All Inputs to the Layer Should Be Tensors
Valueerror: Layer Concatenate_1 Was Called with an Input That Isn't a Symbolic Tensor. Received Type: . Full Input: [9]. All Inputs to the Layer Should Be...
ValueError: Layer concatenate_1 was called with an input that isn't a symbolic tensor. Received type: . Full input: [9]. All inputs to the layer should be tensors.
Problem on line paired_encoders_merger = concatenate(paired_encoder_size)
def __init__(self, input_size=18, paired_encoder_size=9, common_encoder_size=126, size_class=10):
inputs = []
[inputs.append(Input(shape=(input_size,1), name=('input_'+str(i)))) for i in range(7)]
paired_encoders = []
for i in range(7):
paired_encoders.append(Dense(paired_encoder_size, activation='relu')(inputs[i]))
paired_encoders_merger = concatenate(paired_encoder_size)
common_encoder = Dense(common_encoder_size, activation='relu')(paired_encoders_merger)
classes = Dense(size_class, activation='relu')(common_encoder)
common_decoded = Dense(common_encoder_size, activation='relu')(classes)
paired_decoded = []
for i in range(7):
paired_decoded.append(Dense(paired_encoder_size, activation='relu')(common_decoded))
out_pair = []
for i in range(7):
out_pair.append(Dense(input_size, activation='relu', name=('out_'+str(i)))(paired_decoded[i]))
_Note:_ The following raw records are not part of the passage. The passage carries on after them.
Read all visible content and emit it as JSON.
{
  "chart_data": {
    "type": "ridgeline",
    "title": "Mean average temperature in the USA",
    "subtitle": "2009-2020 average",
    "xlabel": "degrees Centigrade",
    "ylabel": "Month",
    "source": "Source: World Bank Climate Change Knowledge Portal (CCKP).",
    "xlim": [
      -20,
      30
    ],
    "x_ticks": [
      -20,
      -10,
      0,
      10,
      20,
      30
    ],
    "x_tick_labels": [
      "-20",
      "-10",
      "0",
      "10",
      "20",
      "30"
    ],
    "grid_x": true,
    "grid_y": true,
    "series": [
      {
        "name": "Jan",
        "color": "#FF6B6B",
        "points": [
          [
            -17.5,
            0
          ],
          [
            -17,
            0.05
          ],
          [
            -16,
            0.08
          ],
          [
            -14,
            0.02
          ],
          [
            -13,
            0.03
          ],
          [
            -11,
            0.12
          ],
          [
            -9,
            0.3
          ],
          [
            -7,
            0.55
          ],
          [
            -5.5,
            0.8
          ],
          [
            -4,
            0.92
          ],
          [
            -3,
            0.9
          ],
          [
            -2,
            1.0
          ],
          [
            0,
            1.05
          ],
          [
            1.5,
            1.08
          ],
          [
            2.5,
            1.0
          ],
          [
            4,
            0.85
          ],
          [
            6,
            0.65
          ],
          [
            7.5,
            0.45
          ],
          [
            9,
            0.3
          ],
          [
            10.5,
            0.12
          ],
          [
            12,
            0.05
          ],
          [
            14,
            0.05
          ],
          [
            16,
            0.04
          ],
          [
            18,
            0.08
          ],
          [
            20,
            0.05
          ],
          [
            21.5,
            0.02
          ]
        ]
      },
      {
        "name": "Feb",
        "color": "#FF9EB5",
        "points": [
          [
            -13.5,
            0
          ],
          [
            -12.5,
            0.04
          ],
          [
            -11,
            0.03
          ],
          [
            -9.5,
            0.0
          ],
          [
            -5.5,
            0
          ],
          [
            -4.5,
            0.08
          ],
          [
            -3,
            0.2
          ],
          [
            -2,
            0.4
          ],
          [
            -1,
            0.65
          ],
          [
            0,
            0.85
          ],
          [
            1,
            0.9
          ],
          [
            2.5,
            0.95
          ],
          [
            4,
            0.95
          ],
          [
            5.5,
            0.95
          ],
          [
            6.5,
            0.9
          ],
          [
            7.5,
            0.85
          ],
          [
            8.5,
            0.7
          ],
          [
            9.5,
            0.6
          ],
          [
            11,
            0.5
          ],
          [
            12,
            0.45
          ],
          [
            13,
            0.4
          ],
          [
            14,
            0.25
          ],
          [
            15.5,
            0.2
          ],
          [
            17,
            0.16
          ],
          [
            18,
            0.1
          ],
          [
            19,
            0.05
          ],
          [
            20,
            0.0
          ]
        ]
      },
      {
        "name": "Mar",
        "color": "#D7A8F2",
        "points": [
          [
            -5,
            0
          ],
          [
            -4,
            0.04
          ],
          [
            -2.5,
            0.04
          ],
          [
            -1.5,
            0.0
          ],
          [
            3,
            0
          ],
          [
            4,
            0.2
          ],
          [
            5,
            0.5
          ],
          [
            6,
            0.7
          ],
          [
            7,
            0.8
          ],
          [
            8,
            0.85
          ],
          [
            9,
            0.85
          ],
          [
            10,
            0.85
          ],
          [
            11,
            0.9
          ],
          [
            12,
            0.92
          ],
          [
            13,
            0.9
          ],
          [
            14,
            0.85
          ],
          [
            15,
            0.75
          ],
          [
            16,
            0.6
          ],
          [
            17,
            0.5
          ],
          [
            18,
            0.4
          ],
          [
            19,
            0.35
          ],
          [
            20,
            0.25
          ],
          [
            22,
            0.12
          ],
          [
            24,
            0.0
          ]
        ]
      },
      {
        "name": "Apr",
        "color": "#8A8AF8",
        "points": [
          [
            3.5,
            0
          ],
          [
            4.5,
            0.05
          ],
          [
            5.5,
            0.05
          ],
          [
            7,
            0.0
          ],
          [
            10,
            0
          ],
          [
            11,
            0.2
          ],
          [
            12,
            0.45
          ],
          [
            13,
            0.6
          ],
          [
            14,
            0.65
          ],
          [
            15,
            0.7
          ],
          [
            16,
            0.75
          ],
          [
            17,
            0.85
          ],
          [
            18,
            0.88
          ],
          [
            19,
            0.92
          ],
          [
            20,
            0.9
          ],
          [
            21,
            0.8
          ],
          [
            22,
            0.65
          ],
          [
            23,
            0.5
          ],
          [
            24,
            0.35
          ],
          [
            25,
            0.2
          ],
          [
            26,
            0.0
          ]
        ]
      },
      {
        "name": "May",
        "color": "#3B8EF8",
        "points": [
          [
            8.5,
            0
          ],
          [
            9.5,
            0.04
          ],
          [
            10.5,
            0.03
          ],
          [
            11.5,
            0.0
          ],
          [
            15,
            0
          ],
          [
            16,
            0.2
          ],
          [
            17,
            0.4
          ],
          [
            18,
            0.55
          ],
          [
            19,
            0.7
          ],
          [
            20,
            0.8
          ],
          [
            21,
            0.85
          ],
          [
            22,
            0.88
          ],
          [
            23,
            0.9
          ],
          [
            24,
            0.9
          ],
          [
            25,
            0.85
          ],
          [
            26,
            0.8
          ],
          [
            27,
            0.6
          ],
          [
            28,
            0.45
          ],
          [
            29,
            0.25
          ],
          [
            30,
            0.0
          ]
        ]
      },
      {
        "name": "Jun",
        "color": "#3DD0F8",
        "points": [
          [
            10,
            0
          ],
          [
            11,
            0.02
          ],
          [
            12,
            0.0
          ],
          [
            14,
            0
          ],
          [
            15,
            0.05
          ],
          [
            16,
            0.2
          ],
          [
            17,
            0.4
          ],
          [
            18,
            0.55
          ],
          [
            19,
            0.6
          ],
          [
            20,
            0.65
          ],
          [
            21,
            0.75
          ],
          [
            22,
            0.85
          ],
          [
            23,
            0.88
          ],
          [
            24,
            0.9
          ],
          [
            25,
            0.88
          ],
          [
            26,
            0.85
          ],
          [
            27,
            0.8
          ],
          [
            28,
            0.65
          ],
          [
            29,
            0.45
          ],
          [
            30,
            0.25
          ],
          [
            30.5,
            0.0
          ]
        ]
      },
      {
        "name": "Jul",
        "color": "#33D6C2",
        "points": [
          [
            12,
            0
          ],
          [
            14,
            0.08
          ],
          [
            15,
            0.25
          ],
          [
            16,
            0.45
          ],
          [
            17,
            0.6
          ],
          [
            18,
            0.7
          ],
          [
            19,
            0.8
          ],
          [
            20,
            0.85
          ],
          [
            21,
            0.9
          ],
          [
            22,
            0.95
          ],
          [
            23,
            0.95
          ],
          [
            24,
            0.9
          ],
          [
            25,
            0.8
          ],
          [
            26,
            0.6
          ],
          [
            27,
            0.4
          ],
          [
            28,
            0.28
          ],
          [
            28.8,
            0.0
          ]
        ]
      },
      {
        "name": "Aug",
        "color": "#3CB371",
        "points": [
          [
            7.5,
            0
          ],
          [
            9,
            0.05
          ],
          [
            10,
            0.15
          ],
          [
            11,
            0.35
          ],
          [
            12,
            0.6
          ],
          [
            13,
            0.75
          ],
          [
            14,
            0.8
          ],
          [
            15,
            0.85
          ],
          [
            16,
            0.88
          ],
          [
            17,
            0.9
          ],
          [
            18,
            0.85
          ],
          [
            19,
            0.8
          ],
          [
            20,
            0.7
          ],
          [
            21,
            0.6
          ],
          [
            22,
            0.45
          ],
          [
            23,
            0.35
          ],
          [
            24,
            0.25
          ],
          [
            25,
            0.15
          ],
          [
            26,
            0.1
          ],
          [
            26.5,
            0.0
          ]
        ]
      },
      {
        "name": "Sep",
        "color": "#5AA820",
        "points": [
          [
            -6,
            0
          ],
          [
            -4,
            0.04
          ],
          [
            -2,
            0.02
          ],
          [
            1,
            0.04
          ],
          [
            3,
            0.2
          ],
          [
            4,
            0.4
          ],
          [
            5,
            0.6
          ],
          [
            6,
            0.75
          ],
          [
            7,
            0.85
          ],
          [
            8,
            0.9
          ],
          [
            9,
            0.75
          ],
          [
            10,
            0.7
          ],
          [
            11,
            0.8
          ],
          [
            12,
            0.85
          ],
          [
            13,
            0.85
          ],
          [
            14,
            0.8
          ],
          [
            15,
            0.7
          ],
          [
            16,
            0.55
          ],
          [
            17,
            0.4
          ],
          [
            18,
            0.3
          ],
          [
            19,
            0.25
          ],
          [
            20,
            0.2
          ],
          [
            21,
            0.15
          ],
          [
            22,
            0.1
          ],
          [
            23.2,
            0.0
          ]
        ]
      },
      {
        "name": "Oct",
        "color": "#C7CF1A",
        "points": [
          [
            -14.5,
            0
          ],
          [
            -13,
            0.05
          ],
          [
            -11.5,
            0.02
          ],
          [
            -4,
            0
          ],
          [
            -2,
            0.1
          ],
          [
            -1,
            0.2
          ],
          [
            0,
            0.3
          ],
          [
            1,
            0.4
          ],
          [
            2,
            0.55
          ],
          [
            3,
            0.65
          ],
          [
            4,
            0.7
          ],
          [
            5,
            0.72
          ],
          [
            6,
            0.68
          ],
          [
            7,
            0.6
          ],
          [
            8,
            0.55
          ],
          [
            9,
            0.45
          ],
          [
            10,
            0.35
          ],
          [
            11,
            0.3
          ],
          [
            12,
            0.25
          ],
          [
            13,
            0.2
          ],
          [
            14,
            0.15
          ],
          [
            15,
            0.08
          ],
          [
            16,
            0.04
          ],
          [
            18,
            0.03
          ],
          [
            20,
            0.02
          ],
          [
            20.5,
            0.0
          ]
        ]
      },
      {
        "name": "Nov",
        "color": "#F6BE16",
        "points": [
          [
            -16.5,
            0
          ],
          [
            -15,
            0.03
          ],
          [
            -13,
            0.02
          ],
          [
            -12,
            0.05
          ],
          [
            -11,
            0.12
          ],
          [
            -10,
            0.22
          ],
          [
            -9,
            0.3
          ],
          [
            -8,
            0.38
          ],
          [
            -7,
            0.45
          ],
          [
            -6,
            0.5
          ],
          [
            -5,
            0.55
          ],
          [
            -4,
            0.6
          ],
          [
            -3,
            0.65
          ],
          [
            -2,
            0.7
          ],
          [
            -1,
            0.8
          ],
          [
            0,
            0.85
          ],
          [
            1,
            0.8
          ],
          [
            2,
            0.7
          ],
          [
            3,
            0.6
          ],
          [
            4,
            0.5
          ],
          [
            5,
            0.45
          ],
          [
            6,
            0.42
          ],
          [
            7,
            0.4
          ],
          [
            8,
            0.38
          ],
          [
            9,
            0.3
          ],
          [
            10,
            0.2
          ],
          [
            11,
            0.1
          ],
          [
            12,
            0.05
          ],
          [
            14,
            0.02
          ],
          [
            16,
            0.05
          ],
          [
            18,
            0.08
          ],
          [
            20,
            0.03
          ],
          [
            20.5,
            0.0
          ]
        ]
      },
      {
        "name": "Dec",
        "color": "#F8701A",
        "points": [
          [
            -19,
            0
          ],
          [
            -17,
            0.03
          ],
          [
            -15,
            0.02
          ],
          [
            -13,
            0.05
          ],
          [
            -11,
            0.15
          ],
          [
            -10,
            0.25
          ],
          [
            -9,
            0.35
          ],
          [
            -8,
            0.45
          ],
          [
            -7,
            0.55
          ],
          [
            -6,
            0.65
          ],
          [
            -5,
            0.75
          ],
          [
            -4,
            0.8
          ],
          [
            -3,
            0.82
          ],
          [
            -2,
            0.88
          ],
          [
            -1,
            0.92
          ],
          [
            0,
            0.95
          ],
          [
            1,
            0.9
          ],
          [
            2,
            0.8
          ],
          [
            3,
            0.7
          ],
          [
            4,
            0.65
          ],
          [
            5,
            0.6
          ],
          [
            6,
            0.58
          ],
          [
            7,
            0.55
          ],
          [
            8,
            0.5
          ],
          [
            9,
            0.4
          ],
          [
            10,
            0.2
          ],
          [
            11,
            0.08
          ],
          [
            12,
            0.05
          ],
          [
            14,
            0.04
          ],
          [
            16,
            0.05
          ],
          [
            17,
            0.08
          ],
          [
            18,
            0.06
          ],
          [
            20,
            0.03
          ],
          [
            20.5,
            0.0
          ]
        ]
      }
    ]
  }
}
out_merger = concatenate(out_pair)
self.model = Model(inputs=inputs, outputs=out_merger)
self.model.compile(optimizer='ADAM', loss='binary_crossentropy')
1 Answer
You have to provide a list of Tensors to Concatenate(). You are providing an integer paired_encoder_size. Try passing paired_encoders instead.